[CWG-Stewardship] For your review - draft responses to ICG Questions

Mueller, Milton L milton.mueller at pubpolicy.gatech.edu
Fri Oct 2 15:08:11 UTC 2015


I think in effect Alan and Chuck have answered the ICG question. They are saying that the ICANN-Verisign proposal does NOT meet the requirements because it was designed to address a much more limited issue ("how to logistically eliminate NTIA approvals at the moment of transition")

More comments below:

> -----Original Message-----
> CG:
> I think you made my point much better than I did:  ". .  the Verisign/ICANN
> proposal was not a vehicle for this (amending or replacing the RZMaintainer
> Cooperative Agreement). That proposal is solely about how to logistically
> eliminate NTIA approvals at the moment of transistion, and not introduce any
> risk . . . the proposal is addressing a completely different issue . . . "
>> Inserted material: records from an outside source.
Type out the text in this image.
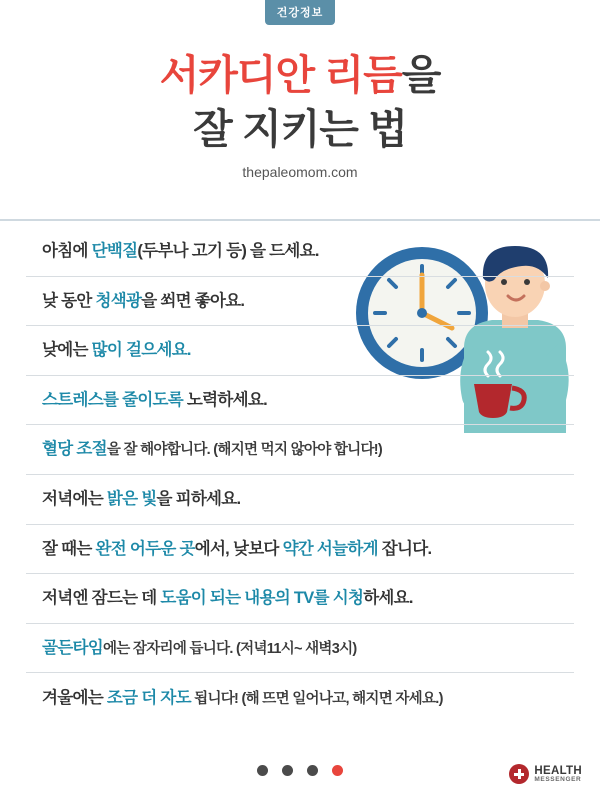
건강정보
서카디안 리듬을
잘 지키는 법
thepaleomom.com
아침에 단백질(두부나 고기 등) 을 드세요.
낮 동안 청색광을 쐬면 좋아요.
낮에는 많이 걸으세요.
스트레스를 줄이도록 노력하세요.
혈당 조절을 잘 해야합니다. (해지면 먹지 않아야 합니다!)
저녁에는 밝은 빛을 피하세요.
잘 때는 완전 어두운 곳에서, 낮보다 약간 서늘하게 잡니다.
저녁엔 잠드는 데 도움이 되는 내용의 TV를 시청하세요.
골든타임에는 잠자리에 듭니다. (저녁11시~ 새벽3시)
겨울에는 조금 더 자도 됩니다! (해 뜨면 일어나고, 해지면 자세요.)
HEALTH
MESSENGER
The proposal may be addressing a different issue, but I think both of you may be missing the point. Unless we know whether there is a contractual or other kind of "agreement" between PTI and Verisign, we do not know what arrangements will ensure that PTI's root zone changes are implemented. If the ICANN-Verisign proposal does not address that issue, it does not meet the requirements of the CWG transition proposal. 

And we cannot simply say, "that is for NTIA to solve." The future relationship between PTI and Verisign is not something that can be addressed by modifying the NTIA-Verisign cooperative agreement (unless of course you want NTIA to continue in its oversight role in some way). All NTIA can do is get itself out of the way by ending its authorization role. But we need to know what binds Verisign to implement PTI's root zone modifications, and whether ICANN is the contracting party, whether ICANN can end the contract and take over the function itself, etc. Those questions are, I guess we agree, not answered in the proposal. So I would recommend answering in that way.